Le milieu des bibliothèques publiques a été grandement chamboulé par les
nouvelles technologies dans les deux dernières décennies. Avec ces changements
technologiques, sont arrivés des changements conceptuels, entre autre, au
niveau du rôle des bibliothécaires et des autres professions documentaires.
Il y a 20 ans, les catalogues des bibliothèques publiques étaient sur
des fiches papier, classées par auteur, titre ou sujet. Pas, ou très peu de
terminaux pour la recherche dans la collection. Cette dernière était
exclusivement papier (livres et périodiques principalement). En tant qu’usager,
l’idée de communiquer autrement que par téléphone, par la poste ou en personne
avec un bibliothécaire pour avoir de l’aide était impensable. De même, les
communications entre les employés se faisaient par les mêmes canaux, en y
ajoutant les mémos écrits.
Qu’en sera-t-il dans 20 ans? Comment les changements apportés par le Web
social, ou Web 2.0, affecteront-ils les communications dans les bibliothèques
publiques? Ce texte tente de présenter la situation actuellement vécue dans les
bibliothèques publiques du Québec, au niveau des structures de communication en
place et des moyens utilisés par les employés pour communiquer entre eux et
pour communiquer avec les usagers. Ensuite, j’aborderai les technologies
actuellement utilisées dans les bibliothèques en lien avec le Web social, ainsi
que les tendances actuelles au niveau des structures de communication.
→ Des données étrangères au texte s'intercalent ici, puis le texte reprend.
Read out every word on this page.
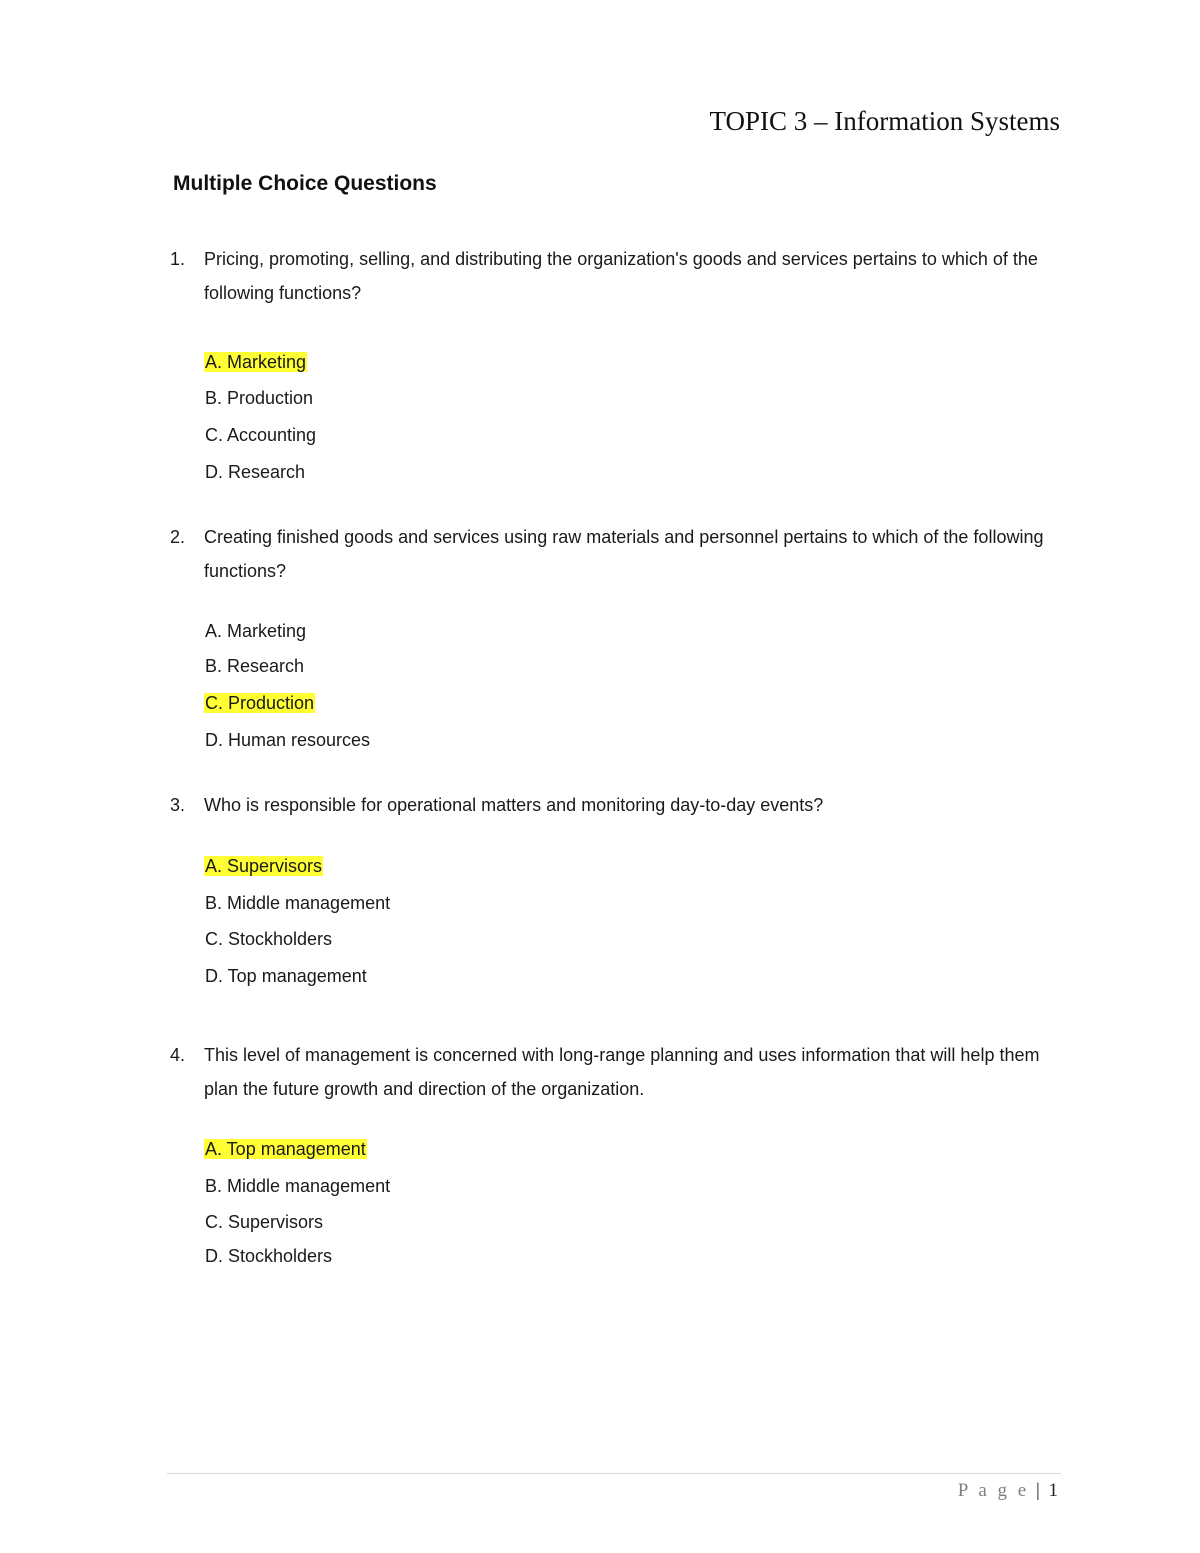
TOPIC 3 – Information Systems
Multiple Choice Questions
1. Pricing, promoting, selling, and distributing the organization's goods and services pertains to which of the following functions?
A. Marketing
B. Production
C. Accounting
D. Research
2. Creating finished goods and services using raw materials and personnel pertains to which of the following functions?
A. Marketing
B. Research
C. Production
D. Human resources
3. Who is responsible for operational matters and monitoring day-to-day events?
A. Supervisors
B. Middle management
C. Stockholders
D. Top management
4. This level of management is concerned with long-range planning and uses information that will help them plan the future growth and direction of the organization.
A. Top management
B. Middle management
C. Supervisors
D. Stockholders
P a g e | 1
Finalement, je tenterai d’envisager les changements probables apportés dans ce
milieu par le Web social. Ces hypothèses sont présentées en trois temps :
1 an (début 2014), 5 ans (vers 2018-2020) et 20 ans (vers 2033).
Voyons tout d’abord les deux grandes catégories d’acteurs qui se
croisent dans une bibliothèque publique, leurs rôles et leurs besoins en
communication : les employés (toutes catégories confondues, du directeur
au bénévole) et les usagers (de tous les âges et de toutes les provenances).
Les employés ont comme rôle principal, de rendre accessible
l’information contenue dans les documents faisant partie de la collection de la
bibliothèque, en accord avec le manifeste de
l’UNESCO sur la bibliothèque publique. L’accès à
l’information peut être sous forme papier (document imprimé) ou électronique.
L’accessibilité des documents est composée de plusieurs facteurs : traitement
matériel et intellectuel du document (catalogage, indexation et
classification), emplacement du document (en rayon ou par hyperlien), convivialité
du catalogue d’accès public, aide à la recherche par les employés, etc.
Les besoins des employés au niveau de la communication sont multiples.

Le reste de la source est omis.